ACS (the Association of Convenience Stores) has welcomed the first Budget of the new Coalition Government. Its reaction to the main announcements are as follows:
The Chancellor announced an increase in VAT to 20% from 4 January 2011
ACS chief executive James Lowman said: “The much expected rise in VAT may be the least bad option for increasing tax revenue but it does present a risk to local shops. It is a great relief that the Chancellor has listened to us and not extended VAT into areas like food and newspapers, such a move would have dramatically increased the cost of goods in convenience stores.

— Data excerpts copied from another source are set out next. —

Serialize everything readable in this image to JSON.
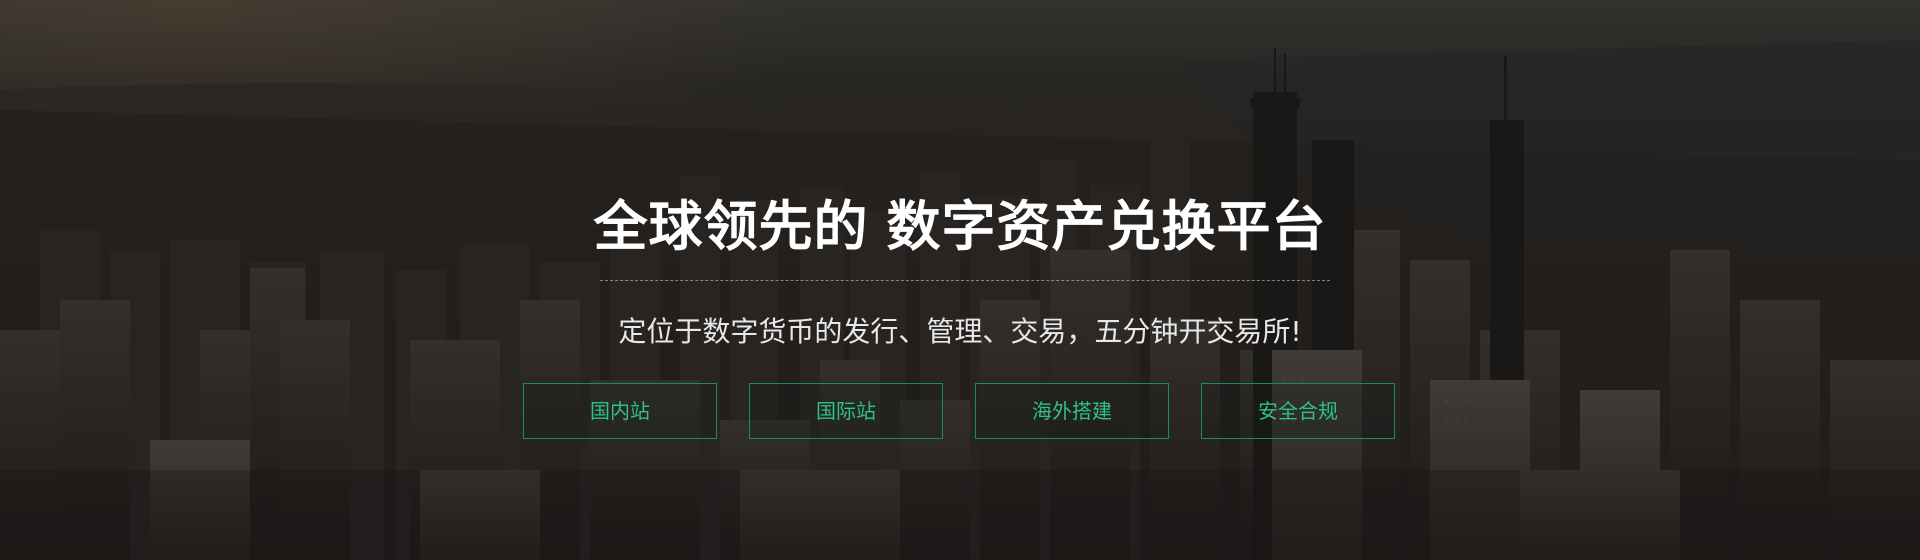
{
  "hero": {
    "title_part1": "全球领先的",
    "title_part2": "数字资产兑换平台",
    "subtitle": "定位于数字货币的发行、管理、交易，五分钟开交易所!"
  },
  "buttons": [
    {
      "label": "国内站"
    },
    {
      "label": "国际站"
    },
    {
      "label": "海外搭建"
    },
    {
      "label": "安全合规"
    }
  ],
  "colors": {
    "accent": "#2ec285",
    "button_border": "#1e8a5e",
    "title": "#ffffff",
    "subtitle": "#e8e8e8"
  }
}
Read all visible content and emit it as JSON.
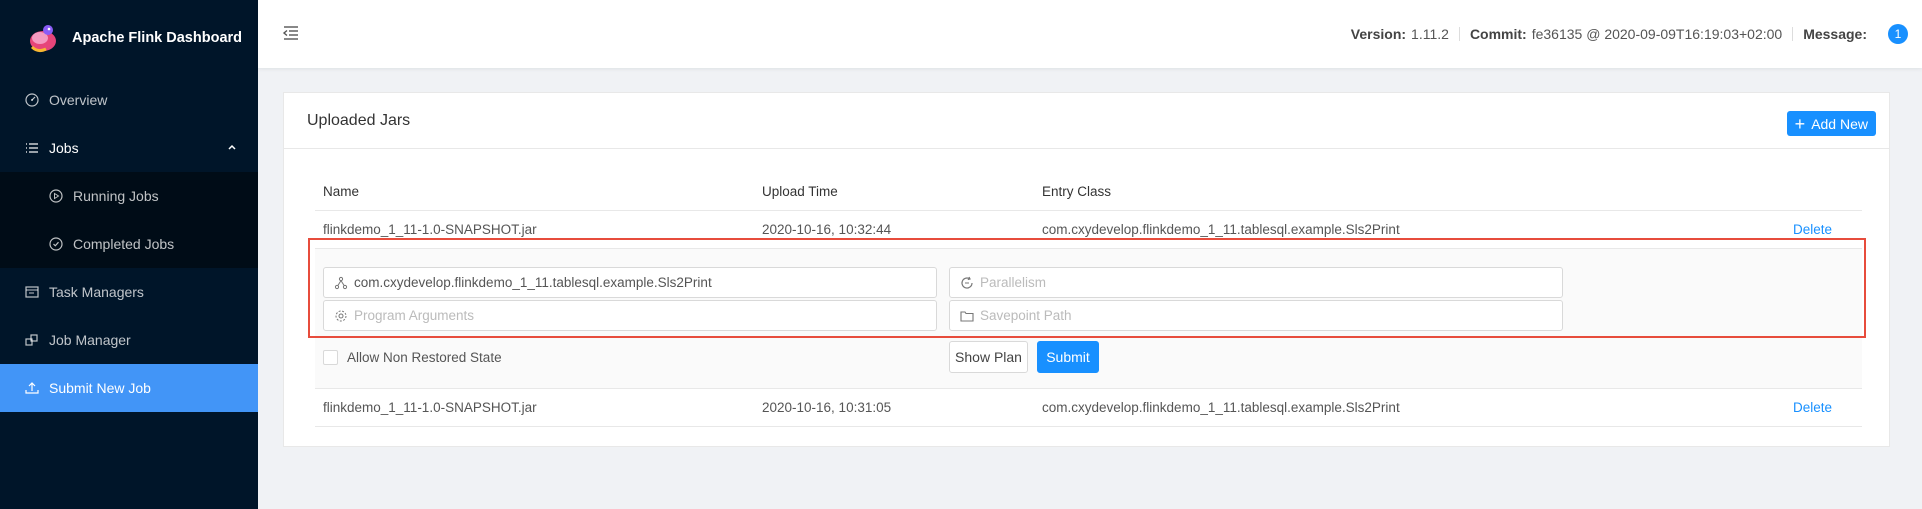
{
  "app": {
    "title": "Apache Flink Dashboard"
  },
  "sidebar": {
    "items": [
      {
        "label": "Overview",
        "icon": "dashboard-icon"
      },
      {
        "label": "Jobs",
        "icon": "list-icon"
      },
      {
        "label": "Running Jobs",
        "icon": "play-circle-icon"
      },
      {
        "label": "Completed Jobs",
        "icon": "check-circle-icon"
      },
      {
        "label": "Task Managers",
        "icon": "schedule-icon"
      },
      {
        "label": "Job Manager",
        "icon": "build-icon"
      },
      {
        "label": "Submit New Job",
        "icon": "upload-icon"
      }
    ]
  },
  "header": {
    "version_label": "Version:",
    "version_value": "1.11.2",
    "commit_label": "Commit:",
    "commit_value": "fe36135 @ 2020-09-09T16:19:03+02:00",
    "message_label": "Message:",
    "message_count": "1"
  },
  "card": {
    "title": "Uploaded Jars",
    "add_label": "Add New"
  },
  "table": {
    "columns": [
      "Name",
      "Upload Time",
      "Entry Class"
    ],
    "rows": [
      {
        "name": "flinkdemo_1_11-1.0-SNAPSHOT.jar",
        "upload_time": "2020-10-16, 10:32:44",
        "entry_class": "com.cxydevelop.flinkdemo_1_11.tablesql.example.Sls2Print",
        "action": "Delete"
      },
      {
        "name": "flinkdemo_1_11-1.0-SNAPSHOT.jar",
        "upload_time": "2020-10-16, 10:31:05",
        "entry_class": "com.cxydevelop.flinkdemo_1_11.tablesql.example.Sls2Print",
        "action": "Delete"
      }
    ]
  },
  "form": {
    "entry_class_value": "com.cxydevelop.flinkdemo_1_11.tablesql.example.Sls2Print",
    "parallelism_placeholder": "Parallelism",
    "program_args_placeholder": "Program Arguments",
    "savepoint_placeholder": "Savepoint Path",
    "allow_non_restored_label": "Allow Non Restored State",
    "show_plan_label": "Show Plan",
    "submit_label": "Submit"
  },
  "colors": {
    "sidebar_bg": "#001529",
    "accent": "#1890ff",
    "highlight_border": "#e74c3c"
  }
}
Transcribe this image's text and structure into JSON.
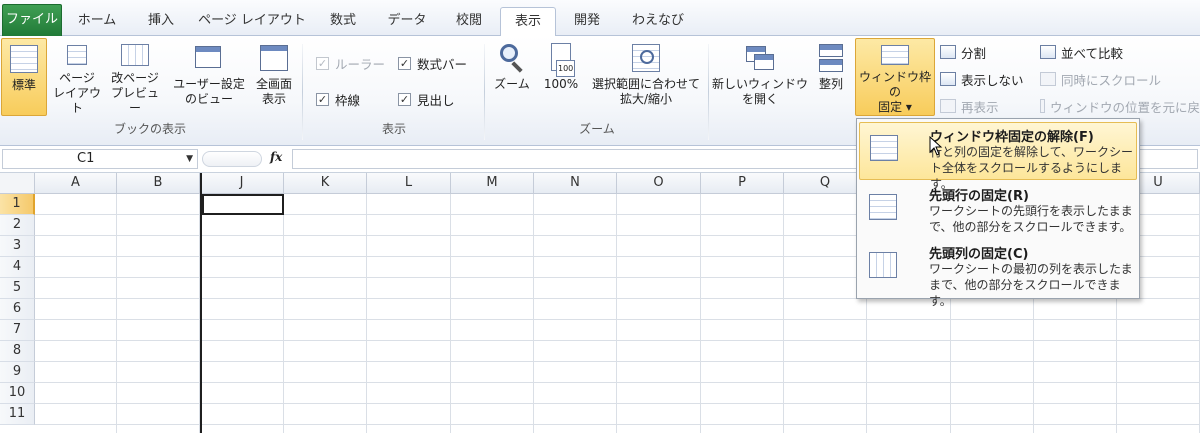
{
  "tabs": [
    "ファイル",
    "ホーム",
    "挿入",
    "ページ レイアウト",
    "数式",
    "データ",
    "校閲",
    "表示",
    "開発",
    "わえなび"
  ],
  "active_tab": "表示",
  "ribbon": {
    "workbook_views": {
      "group_label": "ブックの表示",
      "normal": "標準",
      "page_layout": [
        "ページ",
        "レイアウト"
      ],
      "page_break": [
        "改ページ",
        "プレビュー"
      ],
      "custom_views": [
        "ユーザー設定",
        "のビュー"
      ],
      "full_screen": [
        "全画面",
        "表示"
      ]
    },
    "show": {
      "group_label": "表示",
      "ruler": "ルーラー",
      "formula_bar": "数式バー",
      "gridlines": "枠線",
      "headings": "見出し",
      "check": "✓"
    },
    "zoom": {
      "group_label": "ズーム",
      "zoom": "ズーム",
      "hundred": "100%",
      "hundred_icon_text": "100",
      "zoom_selection": [
        "選択範囲に合わせて",
        "拡大/縮小"
      ]
    },
    "window": {
      "new_window": [
        "新しいウィンドウ",
        "を開く"
      ],
      "arrange": "整列",
      "freeze": [
        "ウィンドウ枠の",
        "固定 ▾"
      ],
      "split": "分割",
      "hide": "表示しない",
      "unhide": "再表示",
      "side_by_side": "並べて比較",
      "sync_scroll": "同時にスクロール",
      "reset_position": "ウィンドウの位置を元に戻"
    }
  },
  "formula_bar": {
    "name_box": "C1",
    "fx": "fx"
  },
  "grid": {
    "columns": [
      "A",
      "B",
      "J",
      "K",
      "L",
      "M",
      "N",
      "O",
      "P",
      "Q",
      "R",
      "S",
      "T",
      "U"
    ],
    "rows": [
      "1",
      "2",
      "3",
      "4",
      "5",
      "6",
      "7",
      "8",
      "9",
      "10",
      "11"
    ],
    "selected_cell": "C1"
  },
  "freeze_menu": [
    {
      "title": "ウィンドウ枠固定の解除(F)",
      "desc": [
        "行と列の固定を解除して、ワークシー",
        "ト全体をスクロールするようにします。"
      ]
    },
    {
      "title": "先頭行の固定(R)",
      "desc": [
        "ワークシートの先頭行を表示したまま",
        "で、他の部分をスクロールできます。"
      ]
    },
    {
      "title": "先頭列の固定(C)",
      "desc": [
        "ワークシートの最初の列を表示したま",
        "まで、他の部分をスクロールできます。"
      ]
    }
  ],
  "colors": {
    "file_tab": "#217a37",
    "highlight": "#f8cc5b",
    "menu_highlight": "#fde69a"
  }
}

“We also warned the Chancellor not to implement the increase in VAT immediately as this would not allow retailers enough time to change prices on thousands of products. The delay also allows retailers time to sell through products with price marks and avoids the previous error of introducing the change on the 1 January.”
The Chancellor announced reductions in taxes and national insurance contributions for small businesses. Cuts have been announced in the rate of corporation tax of 1% per year from 2011 to 2014; a reduction in the Small Business rate to 20% from April 2011 and a reduction in National Insurance Contributions for businesses outside of London and the South East of up to £5,000.
Lowman said: “Local shops welcome the decision to reduce corporation and small business taxation, and the increase in the thresholds for employer national insurance contributions. These tax reductions will leave retailers better equipped to deal with the challenge of economic recovery, and will stimulate new employment in the sector.
The Chancellor announced the reversal of previous increases in cider duty but no further changes to alcohol, and tobacco or fuel duty. He did note that there would be a review of alcohol taxation linked to binge drinking reported to the House in the autumn.
Lowman said: “Retailers have already seen significant duty increases this year, and the rates in the UK are still some of the highest in Europe. It is therefore a relief that the Chancellor seeks to make no further rise.
“We are glad to assist the Coalition Government in reviewing alcohol pricing and taxation issues. We will be stressing the need to take a detailed look at the relationship between high duty and the multi-billion pound illegal trade. This trade represents a £5bn black hole in the Budget and this Government should take a fresh approach to closing it.”